To Engineering Mangement and back
When my professional career as a software engineer started, a friend asked about my career goals. I wanted to move to management at some point, so I half-ironically answered, “I no longer want to write code as soon as I turn 30”. He laughed as he didn’t believe me. “You enjoy creating things too much to quit programming”, he replied.
Fast forward a few years, and I became an Engineering Manager at GitLab. So one could say I achieved my career goal. However, after nearly one year of being an engineering manager, this is the story of me stepping back from engineering management.
Becoming a manager
I always liked taking over responsibilities, helping others, and overviewing projects. These sound like good reasons to be a manager, so I thought it would be the next (logical) step.
Trying it out
Luckily, GitLab has a great process to try out engineering management before pursuing the role. There is:
- Acting engineering manager if you want to try it out.
- Interim engineering manager if you’re going to apply for the job and want to gain experience for the promotion.
There is always the chance to go back and be an engineer again.

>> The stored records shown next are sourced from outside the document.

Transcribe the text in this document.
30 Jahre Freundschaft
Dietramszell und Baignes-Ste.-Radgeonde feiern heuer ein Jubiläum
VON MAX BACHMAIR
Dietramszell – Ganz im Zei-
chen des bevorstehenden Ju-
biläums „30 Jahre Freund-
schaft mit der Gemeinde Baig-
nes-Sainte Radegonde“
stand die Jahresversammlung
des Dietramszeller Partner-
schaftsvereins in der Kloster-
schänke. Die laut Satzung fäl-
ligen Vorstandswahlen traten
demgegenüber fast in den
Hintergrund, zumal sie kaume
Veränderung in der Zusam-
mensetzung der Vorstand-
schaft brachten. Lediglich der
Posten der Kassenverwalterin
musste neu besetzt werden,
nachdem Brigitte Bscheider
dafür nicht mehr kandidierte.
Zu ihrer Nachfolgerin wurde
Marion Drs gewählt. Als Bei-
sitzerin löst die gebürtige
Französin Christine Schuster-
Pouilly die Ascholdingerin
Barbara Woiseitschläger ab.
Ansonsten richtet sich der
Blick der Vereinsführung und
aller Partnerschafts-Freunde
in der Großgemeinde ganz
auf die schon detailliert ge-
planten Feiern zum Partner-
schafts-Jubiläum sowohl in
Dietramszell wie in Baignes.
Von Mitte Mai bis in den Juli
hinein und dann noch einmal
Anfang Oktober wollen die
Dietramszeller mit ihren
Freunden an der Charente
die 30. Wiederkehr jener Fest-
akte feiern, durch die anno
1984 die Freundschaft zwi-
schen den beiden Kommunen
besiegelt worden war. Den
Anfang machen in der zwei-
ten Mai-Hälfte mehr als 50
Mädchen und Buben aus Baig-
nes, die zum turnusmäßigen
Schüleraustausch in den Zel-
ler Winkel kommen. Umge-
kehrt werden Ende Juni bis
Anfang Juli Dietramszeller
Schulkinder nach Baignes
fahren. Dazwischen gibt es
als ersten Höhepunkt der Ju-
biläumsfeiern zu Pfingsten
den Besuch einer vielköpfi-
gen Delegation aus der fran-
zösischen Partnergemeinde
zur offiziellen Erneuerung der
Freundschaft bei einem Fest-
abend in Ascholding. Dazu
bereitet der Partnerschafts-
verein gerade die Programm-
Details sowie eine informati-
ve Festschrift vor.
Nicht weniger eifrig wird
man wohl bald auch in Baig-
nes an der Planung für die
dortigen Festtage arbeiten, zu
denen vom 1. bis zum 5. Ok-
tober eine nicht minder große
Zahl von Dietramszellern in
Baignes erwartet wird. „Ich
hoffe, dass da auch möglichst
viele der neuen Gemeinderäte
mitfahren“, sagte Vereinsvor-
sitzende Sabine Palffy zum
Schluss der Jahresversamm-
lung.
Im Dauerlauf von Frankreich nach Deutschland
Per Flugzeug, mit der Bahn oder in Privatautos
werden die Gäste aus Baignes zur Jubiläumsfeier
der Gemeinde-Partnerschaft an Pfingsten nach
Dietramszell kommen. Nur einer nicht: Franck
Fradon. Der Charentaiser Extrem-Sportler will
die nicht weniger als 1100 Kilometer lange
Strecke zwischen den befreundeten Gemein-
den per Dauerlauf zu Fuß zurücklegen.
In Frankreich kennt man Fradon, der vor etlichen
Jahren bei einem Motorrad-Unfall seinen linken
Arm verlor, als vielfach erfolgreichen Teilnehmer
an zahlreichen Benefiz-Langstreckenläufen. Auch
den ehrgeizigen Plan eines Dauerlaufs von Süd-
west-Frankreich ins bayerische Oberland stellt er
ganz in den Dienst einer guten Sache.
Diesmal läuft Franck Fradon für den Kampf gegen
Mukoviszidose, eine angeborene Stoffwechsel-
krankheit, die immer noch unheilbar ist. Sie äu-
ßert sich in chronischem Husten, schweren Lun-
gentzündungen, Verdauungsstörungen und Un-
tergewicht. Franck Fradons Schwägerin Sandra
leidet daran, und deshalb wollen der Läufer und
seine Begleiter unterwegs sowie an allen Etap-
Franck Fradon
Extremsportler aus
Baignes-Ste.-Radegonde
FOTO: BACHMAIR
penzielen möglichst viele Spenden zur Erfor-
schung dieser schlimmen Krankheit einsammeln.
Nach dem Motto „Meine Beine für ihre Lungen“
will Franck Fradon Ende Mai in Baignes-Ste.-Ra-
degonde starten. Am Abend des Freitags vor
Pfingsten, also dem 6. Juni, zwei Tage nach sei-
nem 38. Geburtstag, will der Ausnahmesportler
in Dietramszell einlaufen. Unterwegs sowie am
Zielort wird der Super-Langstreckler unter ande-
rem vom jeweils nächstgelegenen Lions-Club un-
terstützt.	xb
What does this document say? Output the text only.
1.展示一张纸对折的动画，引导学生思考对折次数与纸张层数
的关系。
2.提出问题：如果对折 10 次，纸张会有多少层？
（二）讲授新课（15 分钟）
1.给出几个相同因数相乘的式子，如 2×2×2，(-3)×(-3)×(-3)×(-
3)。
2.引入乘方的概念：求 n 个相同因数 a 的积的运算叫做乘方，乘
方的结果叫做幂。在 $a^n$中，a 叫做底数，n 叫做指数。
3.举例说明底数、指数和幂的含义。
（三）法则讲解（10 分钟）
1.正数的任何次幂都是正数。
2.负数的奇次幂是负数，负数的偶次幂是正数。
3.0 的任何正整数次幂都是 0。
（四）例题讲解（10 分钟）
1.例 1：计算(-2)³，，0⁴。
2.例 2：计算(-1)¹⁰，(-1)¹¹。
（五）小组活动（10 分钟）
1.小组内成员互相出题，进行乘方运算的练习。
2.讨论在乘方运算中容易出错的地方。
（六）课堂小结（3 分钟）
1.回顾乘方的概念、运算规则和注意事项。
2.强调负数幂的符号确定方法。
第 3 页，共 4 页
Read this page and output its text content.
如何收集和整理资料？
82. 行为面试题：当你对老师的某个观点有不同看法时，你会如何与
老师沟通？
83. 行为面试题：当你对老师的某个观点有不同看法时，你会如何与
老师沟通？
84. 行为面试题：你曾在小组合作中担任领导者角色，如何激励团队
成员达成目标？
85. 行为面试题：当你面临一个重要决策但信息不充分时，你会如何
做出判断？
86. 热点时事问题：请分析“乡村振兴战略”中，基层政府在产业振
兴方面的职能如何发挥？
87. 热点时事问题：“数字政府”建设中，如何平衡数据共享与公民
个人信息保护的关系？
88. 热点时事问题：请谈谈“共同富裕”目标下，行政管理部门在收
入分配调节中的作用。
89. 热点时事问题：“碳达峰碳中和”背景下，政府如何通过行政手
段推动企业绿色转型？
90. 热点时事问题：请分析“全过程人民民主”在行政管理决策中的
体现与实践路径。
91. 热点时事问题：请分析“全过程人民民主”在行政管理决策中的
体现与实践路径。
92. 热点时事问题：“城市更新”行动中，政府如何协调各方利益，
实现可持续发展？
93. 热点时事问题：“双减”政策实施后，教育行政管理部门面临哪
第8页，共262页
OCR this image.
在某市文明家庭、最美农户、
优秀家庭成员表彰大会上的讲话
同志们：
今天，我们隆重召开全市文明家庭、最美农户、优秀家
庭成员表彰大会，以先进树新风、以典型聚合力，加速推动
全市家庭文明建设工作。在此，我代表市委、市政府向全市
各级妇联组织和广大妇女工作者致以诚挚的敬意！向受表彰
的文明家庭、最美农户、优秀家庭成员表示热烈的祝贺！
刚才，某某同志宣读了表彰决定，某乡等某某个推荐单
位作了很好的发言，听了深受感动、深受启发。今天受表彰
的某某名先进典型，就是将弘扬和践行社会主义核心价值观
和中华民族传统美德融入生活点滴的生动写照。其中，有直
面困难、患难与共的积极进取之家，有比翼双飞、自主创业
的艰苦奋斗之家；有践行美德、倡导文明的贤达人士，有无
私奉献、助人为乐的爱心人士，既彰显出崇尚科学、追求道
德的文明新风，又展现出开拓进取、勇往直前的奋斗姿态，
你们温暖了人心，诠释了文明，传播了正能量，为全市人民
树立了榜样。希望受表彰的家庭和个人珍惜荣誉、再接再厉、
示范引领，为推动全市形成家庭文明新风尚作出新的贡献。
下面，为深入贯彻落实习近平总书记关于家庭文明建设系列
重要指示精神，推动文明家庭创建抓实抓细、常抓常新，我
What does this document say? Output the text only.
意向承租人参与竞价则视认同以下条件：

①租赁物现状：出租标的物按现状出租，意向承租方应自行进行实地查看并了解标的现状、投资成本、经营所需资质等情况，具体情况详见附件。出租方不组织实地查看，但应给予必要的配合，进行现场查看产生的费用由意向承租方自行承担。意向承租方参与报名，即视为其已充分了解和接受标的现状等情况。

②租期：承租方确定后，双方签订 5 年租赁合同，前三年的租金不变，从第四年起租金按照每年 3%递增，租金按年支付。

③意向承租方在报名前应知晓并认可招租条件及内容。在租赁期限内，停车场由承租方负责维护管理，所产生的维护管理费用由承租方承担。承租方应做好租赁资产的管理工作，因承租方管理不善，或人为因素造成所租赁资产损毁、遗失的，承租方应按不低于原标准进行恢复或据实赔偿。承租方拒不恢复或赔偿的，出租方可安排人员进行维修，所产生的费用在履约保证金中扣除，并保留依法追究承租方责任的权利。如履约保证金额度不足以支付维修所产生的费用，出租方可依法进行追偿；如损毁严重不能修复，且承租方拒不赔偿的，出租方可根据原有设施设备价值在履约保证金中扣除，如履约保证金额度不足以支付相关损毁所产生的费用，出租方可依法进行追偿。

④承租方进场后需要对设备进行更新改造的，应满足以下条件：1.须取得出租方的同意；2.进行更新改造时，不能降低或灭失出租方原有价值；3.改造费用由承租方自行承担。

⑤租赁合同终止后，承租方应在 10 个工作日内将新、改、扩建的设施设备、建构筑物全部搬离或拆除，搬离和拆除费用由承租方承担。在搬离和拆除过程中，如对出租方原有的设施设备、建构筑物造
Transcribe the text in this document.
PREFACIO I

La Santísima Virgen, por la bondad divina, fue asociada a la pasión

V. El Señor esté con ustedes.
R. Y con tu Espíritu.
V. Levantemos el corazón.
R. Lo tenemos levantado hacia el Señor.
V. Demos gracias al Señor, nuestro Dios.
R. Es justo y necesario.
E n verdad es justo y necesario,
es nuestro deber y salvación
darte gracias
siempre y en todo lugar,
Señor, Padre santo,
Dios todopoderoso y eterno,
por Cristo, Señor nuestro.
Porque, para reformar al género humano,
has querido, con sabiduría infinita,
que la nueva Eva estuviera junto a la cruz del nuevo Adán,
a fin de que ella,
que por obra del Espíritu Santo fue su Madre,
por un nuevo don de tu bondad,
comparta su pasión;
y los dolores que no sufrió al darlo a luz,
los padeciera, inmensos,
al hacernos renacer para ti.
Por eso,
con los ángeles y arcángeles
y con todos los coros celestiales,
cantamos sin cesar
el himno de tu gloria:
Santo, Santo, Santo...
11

This safety net helped me to move forward, as there were many unknowns about the role:
- What does an engineering manager do all day?
- Can I be an excellent manager?
- What is the definition of an excellent manager, and how do I measure it?
So, I’ve done what I always do when I have no plan:
I read a book. I jumped right into it when I got the chance and became an acting engineering manager, leading a team of eight engineers.
Starting the new job
My first weeks as a manager were overwhelming but exciting. It’s an entirely different job, and I had to learn more about the domain of the new team. Especially during the first months, I quickly learned how to coordinate, jump between multiple projects, and delegate.
My work schedule changed significantly compared to my time as an engineer. From 1-2 hours of weekly meetings to 10-14 hours. My impact was no longer measured by how much I shipped but by how efficient and happy the team was.
Instead of my code editor, I found myself tabbing through Google Docs, Gmail, Slack notifications, Spreadsheets, and my Calendar most of the day. I suddenly discussed compensation changes, hired people, and gave my direct reports feedback on their performance.
After a few months, I was unsure if I wanted to move forward with a promotion. Still, I realized how much more impact I could have in this role, so I went for the promotion. It took me a few more months to finally admit that I should have gone back.
Why I decided to step back
As an engineer, most of my manager’s work was invisible. But after nearly one year in the job, I know management is demanding, and I now see all the different challenges that come with it. For myself, I realized that the management challenges didn’t excite me enough compared to those I had as an engineer.
Another factor was my energy level. Due to the number of meetings (and being more of an introvert), I was constantly exhausted socially and emotionally after workdays.
I initially thought I had lost one year of experience as an engineer or was stupid for stepping down the artificial career ladder. However, the knowledge I gained by being a manager is invaluable. I learned how to be a more effective communicator, have an impact beyond my team, collaborate with multiple departments, and gain insights into the business. It made me a better engineer.
So, after all, my friend was right. I enjoy creating things too much to quit programming.